In years past, such a research result might have taken months or years to obtain through diligent laboratory work. And this example illustrates the exciting potential for web-based shared databases to transform research, says Buetow, who founded the caBIG project in 2003 as associate director for biomedical informatics and information technology at the NCI. “First you can do in silico discovery and hypothesis generation, which drives your experiment,” Buetow says. “Then after your experimental discovery, you can perform in silico validation and extension. Essentially, we can more meaningfully join the beginning and end of an experiment through information technology.”
The impact of public databases on the research process is slowly becoming known—with effects on not only how the work is done but also on what kind of research is done in the first place. Before the golden age of public databases will be able to fully translate into innovative medical advances, however, certain challenges will need to be overcome. But those who work extensively with databases say the benefits will outweigh the costs. “It seems like a no-brainer that a portion of our investment in biomedical research should be in the archiving, annotation and maintenance of the resulting data and knowledge,” says Russ Altman, MD, PhD, professor of bioengineering at Stanford University. “This ensures that we will maximize the availability of previous discoveries, which will in turn help us to maximize new discoveries.”
The time is ripe for a database revolution. High-throughput experiments are generating unprecedented amounts of data, which many researchers believe will be valuable for years to come—and should be shared widely today. To that end, funding agencies such as the National Institutes of Health and journals such as Science and Nature are mandating that certain data be placed in public repositories.
The Molecular Biology Database Collection, maintained by the journal Nucleic Acids Research, this year lists 1,078 databases in its collection—110 more than appeared in 2007. NIH’s National Center for Biotechnology Information (NCBI) maintains more than 40 of these databases, storing molecular, genomic, and scientific literature data. These databases alone see roughly 2 million visitors and 3 terabytes of downloads every day.
Advances in technology have helped fuel this proliferation, says George Moody, research staff scientist in the Harvard/MIT Division of Health Sciences and Technology. He is the architect and caretaker of PhysioNet (http://www.physionet.org), a growing archive of freely accessible collections of digitized physiologic signals and time series measurements and related open source software. “For the types of databases that PhysioNet is mostly concerned with, the instruments that gather the data are almost invariably digital now. Our databases are large, but storage is cheap, and adequate network bandwidth is also cheap. So we can afford to collect them and make them available, and users can download them for little or nothing.”
There are also cultural changes behind these trends, says Atul Butte, MD, PhD, assistant professor of medicine at Stanford University, who uses public web-based databases extensively in his research. Increasingly, science is influenced by new movements in “openness,” he says—open-source software, open-access publishing, and so on. This coincides with an increased culture of sharing what were previously proprietary tools of the biomedical trade, such as reagents and protocols. Sharing data is a natural extension of that movement, he notes.

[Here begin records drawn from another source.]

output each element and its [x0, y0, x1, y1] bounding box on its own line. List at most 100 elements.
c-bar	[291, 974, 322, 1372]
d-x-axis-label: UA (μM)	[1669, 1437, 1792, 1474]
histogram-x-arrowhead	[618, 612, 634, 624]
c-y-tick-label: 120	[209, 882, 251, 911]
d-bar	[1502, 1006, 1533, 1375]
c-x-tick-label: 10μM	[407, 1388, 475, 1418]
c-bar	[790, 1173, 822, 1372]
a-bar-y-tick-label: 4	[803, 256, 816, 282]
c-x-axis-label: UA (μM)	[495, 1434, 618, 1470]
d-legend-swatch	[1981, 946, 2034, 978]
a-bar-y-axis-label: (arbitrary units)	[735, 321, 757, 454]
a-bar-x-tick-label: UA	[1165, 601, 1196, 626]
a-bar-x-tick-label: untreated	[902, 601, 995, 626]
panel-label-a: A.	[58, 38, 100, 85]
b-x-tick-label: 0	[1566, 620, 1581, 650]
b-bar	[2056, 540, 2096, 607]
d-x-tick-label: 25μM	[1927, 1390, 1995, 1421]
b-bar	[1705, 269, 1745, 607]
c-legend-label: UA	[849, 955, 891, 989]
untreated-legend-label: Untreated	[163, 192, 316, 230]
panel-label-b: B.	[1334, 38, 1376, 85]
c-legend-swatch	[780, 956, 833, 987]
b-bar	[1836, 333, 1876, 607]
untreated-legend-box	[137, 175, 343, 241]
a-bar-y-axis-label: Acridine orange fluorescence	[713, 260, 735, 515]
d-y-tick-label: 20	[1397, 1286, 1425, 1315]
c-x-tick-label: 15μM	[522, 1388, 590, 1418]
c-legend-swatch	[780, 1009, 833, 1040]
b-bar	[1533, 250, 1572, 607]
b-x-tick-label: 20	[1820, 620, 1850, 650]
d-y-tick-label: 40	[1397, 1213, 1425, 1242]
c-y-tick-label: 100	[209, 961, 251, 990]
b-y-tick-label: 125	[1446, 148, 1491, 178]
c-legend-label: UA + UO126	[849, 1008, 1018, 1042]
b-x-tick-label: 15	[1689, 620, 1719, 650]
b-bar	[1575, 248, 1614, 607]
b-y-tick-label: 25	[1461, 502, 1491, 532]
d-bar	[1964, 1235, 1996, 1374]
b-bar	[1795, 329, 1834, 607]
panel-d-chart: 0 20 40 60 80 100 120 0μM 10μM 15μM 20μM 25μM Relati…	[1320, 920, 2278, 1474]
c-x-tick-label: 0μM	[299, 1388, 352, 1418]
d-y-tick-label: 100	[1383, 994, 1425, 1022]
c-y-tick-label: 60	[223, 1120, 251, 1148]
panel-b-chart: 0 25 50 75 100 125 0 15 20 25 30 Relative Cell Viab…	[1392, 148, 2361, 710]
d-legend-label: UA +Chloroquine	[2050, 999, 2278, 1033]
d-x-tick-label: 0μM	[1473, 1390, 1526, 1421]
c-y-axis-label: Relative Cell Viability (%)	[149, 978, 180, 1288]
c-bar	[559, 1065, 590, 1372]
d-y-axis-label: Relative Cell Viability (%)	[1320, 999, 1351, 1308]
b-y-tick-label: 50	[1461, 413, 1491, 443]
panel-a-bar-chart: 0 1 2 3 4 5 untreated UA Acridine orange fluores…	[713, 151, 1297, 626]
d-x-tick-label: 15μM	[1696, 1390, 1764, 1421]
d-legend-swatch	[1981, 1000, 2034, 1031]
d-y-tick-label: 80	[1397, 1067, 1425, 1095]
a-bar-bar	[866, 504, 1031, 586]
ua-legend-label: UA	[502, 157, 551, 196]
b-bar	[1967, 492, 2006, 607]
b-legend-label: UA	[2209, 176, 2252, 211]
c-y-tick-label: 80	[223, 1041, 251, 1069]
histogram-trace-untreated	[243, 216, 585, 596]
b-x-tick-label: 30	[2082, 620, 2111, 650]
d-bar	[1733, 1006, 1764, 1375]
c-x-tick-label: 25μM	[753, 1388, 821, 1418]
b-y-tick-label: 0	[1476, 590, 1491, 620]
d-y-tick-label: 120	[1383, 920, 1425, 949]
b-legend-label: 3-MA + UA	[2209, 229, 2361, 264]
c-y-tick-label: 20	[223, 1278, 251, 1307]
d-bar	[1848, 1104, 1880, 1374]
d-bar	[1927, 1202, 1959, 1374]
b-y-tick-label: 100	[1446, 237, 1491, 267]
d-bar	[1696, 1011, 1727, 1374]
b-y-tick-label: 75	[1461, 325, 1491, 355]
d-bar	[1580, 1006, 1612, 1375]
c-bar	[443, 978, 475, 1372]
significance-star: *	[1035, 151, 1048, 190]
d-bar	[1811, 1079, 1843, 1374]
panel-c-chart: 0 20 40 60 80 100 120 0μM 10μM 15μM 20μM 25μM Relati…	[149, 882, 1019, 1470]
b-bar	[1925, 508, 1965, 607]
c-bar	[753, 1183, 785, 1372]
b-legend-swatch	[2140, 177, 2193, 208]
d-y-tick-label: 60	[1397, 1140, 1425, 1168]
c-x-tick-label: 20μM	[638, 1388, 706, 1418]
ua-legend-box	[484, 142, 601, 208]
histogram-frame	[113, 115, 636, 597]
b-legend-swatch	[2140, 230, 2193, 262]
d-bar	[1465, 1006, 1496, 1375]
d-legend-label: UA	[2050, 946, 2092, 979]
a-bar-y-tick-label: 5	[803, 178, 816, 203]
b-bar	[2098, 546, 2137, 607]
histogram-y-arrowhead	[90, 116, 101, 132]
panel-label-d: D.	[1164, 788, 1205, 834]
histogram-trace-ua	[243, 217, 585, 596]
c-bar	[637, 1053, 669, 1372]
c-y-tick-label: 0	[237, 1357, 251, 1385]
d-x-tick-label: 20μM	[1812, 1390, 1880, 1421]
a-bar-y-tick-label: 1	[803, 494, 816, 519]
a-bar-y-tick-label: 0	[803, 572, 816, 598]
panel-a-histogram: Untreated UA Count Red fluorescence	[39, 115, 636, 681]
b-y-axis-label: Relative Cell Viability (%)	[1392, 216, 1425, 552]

And successful current-generation databases can thank previous database projects for blazing the path, says Teri Klein, PhD, senior scientist in the department of genetics at Stanford University, and director of The Pharmacogenetics and Pharmacogenomics Knowledge Base (PharmGKB; http://www.pharmgkb.org/), which integrates, aggregates and annotates genotype and phenotype data, pathway information and pharmacogenetics. “The database pioneers have proven their value,” she says. “With better understanding and acceptance of databases comes greater usage.”
One of the oldest and most successful of these pioneering databases is NCBI’s GenBank (http://www.ncbi.nlm.nih.gov/ Genbank/), which recently celebrated its 25th anniversary. An annotated collection of all publicly available DNA sequences, GenBank contains nearly 83 billion gene sequences from more than 260,000 different species.
One of the reasons for GenBank’s success is its partnership with journals, according to research by Nathan Bos, PhD, senior staff research scientist at the Johns Hopkins Applied Physics Laboratory, whose chapter, “Motivation to contribute to collaboratories: A public goods approach,” will soon appear in a book called “Scientific Collaboration on the Internet.” Most genetics journals now require authors to deposit their sequence data into GenBank as a prerequisite for publication. This partnership began in the late 1980s as a way to encourage researchers to deposit data directly, rather than rely on GenBank’s staff to input published sequences by hand.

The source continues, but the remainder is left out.